Qualcosa ti è andato storto? Sei caduto? Hai perso una cosa importante?
Forse sei stato “adocchiato”!
La nostra cultura popolare è piena di storie e detti sul “malocchio” (“la carica d’influenze negative che certe persone invidiose mandano con il semplice sguardo”) e di rimedi per toglierlo, riti, gesti, oggetti, maschere apotropaiche e naturalmente… peperoncino!
«Fra le tante credulità greche, ereditate dalla nostra società agricola pastorale del passato, distinguiamo il fàscino (dal latino fàscinum, malìa) – dovuto talvolta allo sguardo involontario che colpisce con una lode specialmente i piccoli – dalla jettatura (dal latino jàcio, getto) – cattivo influsso determinato dalla presenza di certe persone».

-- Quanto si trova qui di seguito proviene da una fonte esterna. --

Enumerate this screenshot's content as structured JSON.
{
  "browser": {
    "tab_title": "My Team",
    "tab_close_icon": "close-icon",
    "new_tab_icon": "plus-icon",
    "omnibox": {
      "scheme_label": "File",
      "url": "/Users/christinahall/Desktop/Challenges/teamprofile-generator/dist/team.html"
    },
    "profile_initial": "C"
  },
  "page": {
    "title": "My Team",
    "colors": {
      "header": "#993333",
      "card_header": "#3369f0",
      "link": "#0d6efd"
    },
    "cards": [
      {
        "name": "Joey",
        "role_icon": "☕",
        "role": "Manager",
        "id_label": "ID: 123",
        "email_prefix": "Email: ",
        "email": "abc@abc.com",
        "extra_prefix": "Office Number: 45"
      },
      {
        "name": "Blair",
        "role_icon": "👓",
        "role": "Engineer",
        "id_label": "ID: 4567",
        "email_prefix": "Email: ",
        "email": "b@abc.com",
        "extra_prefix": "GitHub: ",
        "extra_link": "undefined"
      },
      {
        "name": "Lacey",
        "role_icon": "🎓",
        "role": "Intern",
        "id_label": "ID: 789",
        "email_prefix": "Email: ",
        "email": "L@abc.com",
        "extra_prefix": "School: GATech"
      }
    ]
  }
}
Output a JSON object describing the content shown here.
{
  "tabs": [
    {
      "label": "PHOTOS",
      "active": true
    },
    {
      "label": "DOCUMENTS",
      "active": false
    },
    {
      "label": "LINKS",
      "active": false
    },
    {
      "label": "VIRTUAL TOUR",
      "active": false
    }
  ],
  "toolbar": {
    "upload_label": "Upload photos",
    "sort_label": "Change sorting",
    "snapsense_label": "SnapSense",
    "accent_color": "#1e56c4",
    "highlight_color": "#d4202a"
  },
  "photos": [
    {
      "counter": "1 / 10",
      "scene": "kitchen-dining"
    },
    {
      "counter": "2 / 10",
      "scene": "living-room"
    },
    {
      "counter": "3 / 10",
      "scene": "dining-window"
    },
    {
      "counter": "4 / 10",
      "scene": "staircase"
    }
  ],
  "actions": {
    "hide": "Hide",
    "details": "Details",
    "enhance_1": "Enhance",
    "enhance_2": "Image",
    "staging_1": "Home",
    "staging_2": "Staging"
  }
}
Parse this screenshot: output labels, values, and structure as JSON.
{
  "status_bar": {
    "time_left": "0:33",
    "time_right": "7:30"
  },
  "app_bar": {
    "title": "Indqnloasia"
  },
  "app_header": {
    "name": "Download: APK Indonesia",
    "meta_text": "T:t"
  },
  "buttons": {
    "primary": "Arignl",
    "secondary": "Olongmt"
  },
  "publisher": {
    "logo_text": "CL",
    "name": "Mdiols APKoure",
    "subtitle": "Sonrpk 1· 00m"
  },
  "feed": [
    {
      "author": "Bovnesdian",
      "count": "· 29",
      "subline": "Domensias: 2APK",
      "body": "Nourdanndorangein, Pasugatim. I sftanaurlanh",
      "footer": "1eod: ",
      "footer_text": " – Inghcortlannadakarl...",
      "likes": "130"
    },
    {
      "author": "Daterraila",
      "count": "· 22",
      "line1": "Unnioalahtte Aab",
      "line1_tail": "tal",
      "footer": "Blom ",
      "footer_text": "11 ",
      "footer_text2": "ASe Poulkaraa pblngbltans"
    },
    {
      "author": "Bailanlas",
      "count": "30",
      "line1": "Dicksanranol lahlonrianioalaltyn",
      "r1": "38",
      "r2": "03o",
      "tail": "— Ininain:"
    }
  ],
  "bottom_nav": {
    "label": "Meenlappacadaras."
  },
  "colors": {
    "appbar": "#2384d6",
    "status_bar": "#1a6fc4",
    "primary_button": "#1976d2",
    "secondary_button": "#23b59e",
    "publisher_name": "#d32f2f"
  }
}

Una sfumatura del malocchio è ‘u pìcciu (la molestia) che si manifesta con sottili parole d’invidia verso chi ha successo (“Chi furtuna chi ‘nd’eppi!” – Quale fortuna ha avuto!).
Diversi proverbi calabresi esprimono la preoccupazione per la jella.
Eccone qualcuno che ha come oggetto gli animali:
“Mègghiu di’ cani muzzicati, ca di mali vicini ‘mbidiati”. (È preferibile venire azzannati dai cani che essere invidiati dai cattivi vicini).
“Non duvi sedi, ma duvi meri la pìgula feri”. (La civetta è di cattivo auspicio non dove si posa ma dove indirizza lo sguardo).
“Quandu canta ‘a gadina, ‘a casa è china”. (Quando la gallina imita il gallo in casa si raduna parecchia gente per lutto)».
Allora come fare a toglierlo? Solitamente sono le donne le custodi dell’antico rito (ma anche gli uomini con una spiccata “sensibilità”), tramandato a voce a pochi e solo nella notte di Natale…
Su una bacinella colma d’acqua, chi esegue il rito compie per tre volte consecutive il Segno della Croce con la mano e ripete lo stesso gesto sul capo della persona adocchiata, passandovi anche il recipiente; poi recita tre Gloria, un Pater Noster, il Credo e a un certo punto col pollice fa cadere nell’acqua tre stille d’olio di oliva, ed ecco la giaculatoria liberatrice:
“Nesci, occhiu smalidittu,
pemmu trasi Gesù Cristu.
Pe’ lu nomi di Gesù,
nesci malocchiu e non tornari cchiù.
E pe’ la Santa Notti di Natali,
mu squagghi (sciolga) comu l’unda di lu mari.
Occhiu, malocchiu, malincunia:
nesci malocchiu di la vita mia,
e pe’ la Santa Notti di Natali
mu squagghi comu l’una di lu mari!”
Come disse il grande Eduardo De Filippo: “Essere superstiziosi è da ignoranti, ma non esserlo porta male”.